Vous avez dit que sans Rayuela il aurait manqué un accent essentiel du
fondamental : la nouvelle vision du genre, la remise en cause du fait même de
raconter, le secouement du lecteur et, avec lui, la subversion des coutumes de la
consommation dans la lecture. À quoi attribuez-vous ce secouement que nous
provoque la lecture de Rayuela ?
C'est la première fois que l’on pose ces problèmes littéraires aux lecteurs latinoaméricains, avec un langage proche et par l’un des leurs.
Lire Cortázar, surtout Rayuela, est un défi pour les lecteurs…
-Eh bien, si vous et les autres lecteurs le sentent ainsi, le but de Cortázar en écrivant ce
roman a été atteint…
Pour Mario Goloboff, Cortázar est « un écrivain du XXIe siècle, qui met la
littérature dans le centre, comme la cime de son champ ardent ». Malgré la crise
des lecteurs dans ce siècle (je me réfère à la concurrence avec d'autres médias, à la
dynamique de la vie qui relègue souvent le livre), Julio Cortázar continuera-t-il à
être un favori dans le monde des lettres ?

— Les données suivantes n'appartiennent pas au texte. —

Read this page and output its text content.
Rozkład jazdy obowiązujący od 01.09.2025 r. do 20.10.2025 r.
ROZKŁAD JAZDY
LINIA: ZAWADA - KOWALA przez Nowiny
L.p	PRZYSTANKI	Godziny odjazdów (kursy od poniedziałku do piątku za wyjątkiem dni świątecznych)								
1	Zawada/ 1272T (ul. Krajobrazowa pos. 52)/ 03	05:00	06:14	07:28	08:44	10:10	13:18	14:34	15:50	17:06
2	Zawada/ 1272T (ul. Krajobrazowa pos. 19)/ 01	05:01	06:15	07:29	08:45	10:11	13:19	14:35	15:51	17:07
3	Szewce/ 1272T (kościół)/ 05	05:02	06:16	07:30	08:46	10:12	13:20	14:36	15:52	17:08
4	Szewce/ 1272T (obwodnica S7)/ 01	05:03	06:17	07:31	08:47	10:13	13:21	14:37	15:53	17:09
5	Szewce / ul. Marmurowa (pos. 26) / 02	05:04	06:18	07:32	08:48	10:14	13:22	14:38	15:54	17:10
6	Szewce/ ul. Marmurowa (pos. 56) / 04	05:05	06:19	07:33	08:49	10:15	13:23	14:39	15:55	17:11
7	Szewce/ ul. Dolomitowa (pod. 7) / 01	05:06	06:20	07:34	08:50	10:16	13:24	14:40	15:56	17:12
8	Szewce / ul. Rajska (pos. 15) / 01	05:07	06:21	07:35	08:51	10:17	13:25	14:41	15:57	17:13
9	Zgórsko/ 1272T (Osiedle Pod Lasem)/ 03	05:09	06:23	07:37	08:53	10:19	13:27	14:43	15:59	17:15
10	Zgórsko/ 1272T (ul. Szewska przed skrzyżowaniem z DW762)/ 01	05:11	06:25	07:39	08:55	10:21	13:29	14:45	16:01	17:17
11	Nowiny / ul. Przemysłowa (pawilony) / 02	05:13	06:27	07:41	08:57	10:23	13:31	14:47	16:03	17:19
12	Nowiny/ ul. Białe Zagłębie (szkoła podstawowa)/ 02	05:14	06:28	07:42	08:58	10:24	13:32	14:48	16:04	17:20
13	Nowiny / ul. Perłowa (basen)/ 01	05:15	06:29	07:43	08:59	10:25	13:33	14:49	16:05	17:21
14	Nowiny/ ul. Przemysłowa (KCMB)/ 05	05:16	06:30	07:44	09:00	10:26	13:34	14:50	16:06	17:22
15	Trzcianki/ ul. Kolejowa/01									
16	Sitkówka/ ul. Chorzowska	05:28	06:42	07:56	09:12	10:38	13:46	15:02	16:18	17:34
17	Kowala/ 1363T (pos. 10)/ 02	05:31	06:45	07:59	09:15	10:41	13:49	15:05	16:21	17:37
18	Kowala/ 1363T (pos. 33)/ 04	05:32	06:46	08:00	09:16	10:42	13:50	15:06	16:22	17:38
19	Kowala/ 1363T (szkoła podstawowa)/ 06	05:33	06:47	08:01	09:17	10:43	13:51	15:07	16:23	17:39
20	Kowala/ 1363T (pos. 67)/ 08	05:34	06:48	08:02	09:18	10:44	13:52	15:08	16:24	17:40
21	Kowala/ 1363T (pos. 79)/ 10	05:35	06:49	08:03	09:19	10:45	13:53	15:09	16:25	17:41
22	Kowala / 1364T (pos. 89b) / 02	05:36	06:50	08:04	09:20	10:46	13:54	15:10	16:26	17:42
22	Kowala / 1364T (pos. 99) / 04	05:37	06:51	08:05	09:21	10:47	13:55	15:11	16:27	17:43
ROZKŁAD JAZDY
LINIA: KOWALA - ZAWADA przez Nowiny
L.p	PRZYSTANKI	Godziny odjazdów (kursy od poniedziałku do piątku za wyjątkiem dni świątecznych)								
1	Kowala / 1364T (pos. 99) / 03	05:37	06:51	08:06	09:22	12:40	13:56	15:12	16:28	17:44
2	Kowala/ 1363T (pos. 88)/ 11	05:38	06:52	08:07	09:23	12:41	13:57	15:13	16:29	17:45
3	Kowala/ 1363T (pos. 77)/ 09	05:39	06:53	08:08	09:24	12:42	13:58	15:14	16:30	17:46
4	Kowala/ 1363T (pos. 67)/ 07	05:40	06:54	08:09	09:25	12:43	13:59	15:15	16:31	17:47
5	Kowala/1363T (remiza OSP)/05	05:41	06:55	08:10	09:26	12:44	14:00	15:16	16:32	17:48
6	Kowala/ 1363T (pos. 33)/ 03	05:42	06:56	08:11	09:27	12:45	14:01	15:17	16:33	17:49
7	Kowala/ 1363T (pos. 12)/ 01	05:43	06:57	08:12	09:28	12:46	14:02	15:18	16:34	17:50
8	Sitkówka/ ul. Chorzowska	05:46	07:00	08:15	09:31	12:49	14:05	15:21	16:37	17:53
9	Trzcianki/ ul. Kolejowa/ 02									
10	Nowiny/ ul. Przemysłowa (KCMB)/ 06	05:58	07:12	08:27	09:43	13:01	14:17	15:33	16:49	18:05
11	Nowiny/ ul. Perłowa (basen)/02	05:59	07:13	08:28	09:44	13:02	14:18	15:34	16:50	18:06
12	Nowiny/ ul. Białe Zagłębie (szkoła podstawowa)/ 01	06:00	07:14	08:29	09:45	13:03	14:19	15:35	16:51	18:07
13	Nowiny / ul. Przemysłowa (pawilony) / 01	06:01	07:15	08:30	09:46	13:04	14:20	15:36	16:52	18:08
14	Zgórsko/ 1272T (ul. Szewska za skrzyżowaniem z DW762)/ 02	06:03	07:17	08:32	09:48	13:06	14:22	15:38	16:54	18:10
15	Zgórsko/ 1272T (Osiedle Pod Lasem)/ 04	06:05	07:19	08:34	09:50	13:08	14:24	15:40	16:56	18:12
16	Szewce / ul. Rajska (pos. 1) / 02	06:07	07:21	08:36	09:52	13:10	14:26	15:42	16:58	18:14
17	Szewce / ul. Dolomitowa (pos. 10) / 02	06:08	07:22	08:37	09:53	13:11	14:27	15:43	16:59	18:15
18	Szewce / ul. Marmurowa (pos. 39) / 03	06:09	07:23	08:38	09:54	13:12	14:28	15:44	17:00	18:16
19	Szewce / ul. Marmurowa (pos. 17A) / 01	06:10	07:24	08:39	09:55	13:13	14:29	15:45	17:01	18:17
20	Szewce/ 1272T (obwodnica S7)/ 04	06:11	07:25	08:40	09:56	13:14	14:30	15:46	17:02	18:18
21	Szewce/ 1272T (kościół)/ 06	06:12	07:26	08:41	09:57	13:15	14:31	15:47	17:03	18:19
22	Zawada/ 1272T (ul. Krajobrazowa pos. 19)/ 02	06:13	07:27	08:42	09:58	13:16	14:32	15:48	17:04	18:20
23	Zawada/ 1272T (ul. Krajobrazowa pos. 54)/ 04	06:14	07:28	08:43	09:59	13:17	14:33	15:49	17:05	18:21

La phrase, que j’ai repris, que les surréalistes ont propagé, est de Guillaume Apollinaire,
et il me semble pertinent de l’appliquer à Cortázar, qui a tant partagé avec eux. C’est
peut-être pour cette raison, peut-être parce qu'il a laissé des contes magnifiques, dignes
des meilleures anthologies, peut-être par sa présence (qui est encore profonde et proche
chez les jeunes), qu’il continuera et, peut-être, qu’il se perpétuera dans le temps comme
un favori dans la littérature et la culture d’Amérique Latine.